|
Bernadette relates the incident:# "As we could not go any further, my two companions went through the water in front of the Grotto, so I was left alone on the other side. I asked the two others to help me throw stones into the water to see if I could cross without taking off my shoes and stockings, but it was no good. So I came back in front of the Grotto. Hardly had I taken off my first stocking when I heard a noise as if a sudden wind blew. I turned my head and looked at the meadow and I saw that the trees were still. I went on taking off my stockings and again I heard the same sound, and as I lifted up my head to look at the Grotto, I saw a Lady in white. I was a little frightened and, thinking it must be an illusion, I rubbed my eyes, but in vain. I still saw the Lady. Then I put my hand in my pocket and took out my rosary. I wanted to make the sign of the Cross but I could not lift my hand to my forehead. Then I was seized by a great fear. The Lady took up the rosary she held in her hands and she made the Sign of the Cross. I tried again to make it and this time I could. My great fear went as soon as I had made the Sign of the Cross. I knelt down and said the rosary before this beautiful Lady. When the rosary was ended she beckoned me to go nearer but I did not dare to. Then she disappeared. I set about taking off my other stocking so as to cross the narrow stream in front of the Grotto and went home." ("St. Bernadette," Aileen Mary Clegg, Cath. Truth Society, Dublin, by permission.)
Bernadette was questioned interminably on the apparitions at Massabielle. Another account quotes her words on another occasion in more detail: "I had just begun to take off my first stocking when suddenly I heard a great noise like the sound of a storm. I looked to the right, to the left, under the trees of the river, but nothing moved; I thought I was mistaken. I went on taking off my shoes and stockings, when I heard a fresh noise like the first. Then I was frightened and stood straight up. I lost all power of speech and thought, when, turning my head toward the grotto, I saw at one of the openings of the rock a bush, one only, moving as if it were very windy. Almost at the same time there came out of the interior of the grotto a golden colored cloud, and soon after a Lady, young and beautiful, exceedingly beautiful, the like of whom I had never seen, came and placed herself at the entrance of the opening above the bush. She looked at me immediately, smiled at me and signed me to advance, as if she had been my mother. All fear had left me, but I seemed to know no longer where I was. I rubbed my eyes, I shut them, I opened them; but the Lady was still there continuing to smile at me and making me understand that I was not mistaken. Without thinking of what I was doing, I took my rosary in my hands and fell on my knees. The Lady made a sign of approval with her head and took into her hands a rosary which hung on Her right arm. When I attempted to begin the rosary and tried to lift my hand to my forehead, my arm remained paralyzed, and it was only after the Lady had signed herself that I could do the same. The Lady left me to pray all alone; she passed the beads of her rosary between her fingers but she said nothing; only at the end of each decade did She say the 'Gloria' with me.

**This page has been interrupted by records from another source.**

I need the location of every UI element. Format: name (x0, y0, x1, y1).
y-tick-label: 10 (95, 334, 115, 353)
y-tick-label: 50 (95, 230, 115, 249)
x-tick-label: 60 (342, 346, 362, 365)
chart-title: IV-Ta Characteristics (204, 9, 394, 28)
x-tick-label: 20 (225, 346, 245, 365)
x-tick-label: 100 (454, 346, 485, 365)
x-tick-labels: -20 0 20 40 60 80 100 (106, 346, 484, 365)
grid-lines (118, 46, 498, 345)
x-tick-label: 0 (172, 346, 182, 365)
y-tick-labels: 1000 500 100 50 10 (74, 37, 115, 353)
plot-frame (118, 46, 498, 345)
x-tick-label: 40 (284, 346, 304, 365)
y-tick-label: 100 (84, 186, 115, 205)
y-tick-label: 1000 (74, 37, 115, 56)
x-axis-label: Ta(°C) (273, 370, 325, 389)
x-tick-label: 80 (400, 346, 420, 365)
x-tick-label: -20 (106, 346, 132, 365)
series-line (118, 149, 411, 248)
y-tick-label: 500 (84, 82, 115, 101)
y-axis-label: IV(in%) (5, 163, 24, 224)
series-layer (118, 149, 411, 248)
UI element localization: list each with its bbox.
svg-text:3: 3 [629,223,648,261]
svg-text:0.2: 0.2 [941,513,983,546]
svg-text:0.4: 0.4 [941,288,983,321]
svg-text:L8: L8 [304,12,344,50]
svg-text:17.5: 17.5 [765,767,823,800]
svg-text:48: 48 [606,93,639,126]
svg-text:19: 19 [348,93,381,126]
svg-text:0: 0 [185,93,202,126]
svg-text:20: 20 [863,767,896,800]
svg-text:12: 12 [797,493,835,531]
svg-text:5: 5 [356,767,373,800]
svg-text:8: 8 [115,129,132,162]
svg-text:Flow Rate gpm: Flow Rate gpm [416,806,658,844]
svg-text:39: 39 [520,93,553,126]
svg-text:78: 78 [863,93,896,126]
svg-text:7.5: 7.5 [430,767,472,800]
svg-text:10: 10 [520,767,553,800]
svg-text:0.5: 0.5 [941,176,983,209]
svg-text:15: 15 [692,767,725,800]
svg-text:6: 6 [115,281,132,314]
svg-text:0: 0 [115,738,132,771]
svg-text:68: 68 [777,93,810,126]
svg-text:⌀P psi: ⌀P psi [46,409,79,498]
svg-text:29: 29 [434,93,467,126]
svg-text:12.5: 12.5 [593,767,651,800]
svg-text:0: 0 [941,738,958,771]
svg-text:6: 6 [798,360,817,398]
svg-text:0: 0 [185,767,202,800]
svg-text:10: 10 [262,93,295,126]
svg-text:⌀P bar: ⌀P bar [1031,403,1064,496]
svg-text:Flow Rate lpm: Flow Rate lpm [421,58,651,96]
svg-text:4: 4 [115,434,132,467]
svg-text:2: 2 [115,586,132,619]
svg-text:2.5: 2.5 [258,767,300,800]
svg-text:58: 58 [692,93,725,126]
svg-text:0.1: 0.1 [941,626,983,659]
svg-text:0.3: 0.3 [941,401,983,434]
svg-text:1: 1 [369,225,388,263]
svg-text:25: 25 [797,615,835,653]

"When the recitation of the rosary was finished, the Lady returned to the interior of the rock and the golden cloud disappeared with her."
The Lady had the appearance of "a young girl, sixteen, or seventeen years old. She wore a white dress drawn in at the waist by a blue ribbon whose ends hung down. On her head she wore a long white veil so as almost to cover her hair. Her feet were bare but nearly covered by the folds of ha dress, except at the tip where a yellow rose shone on each.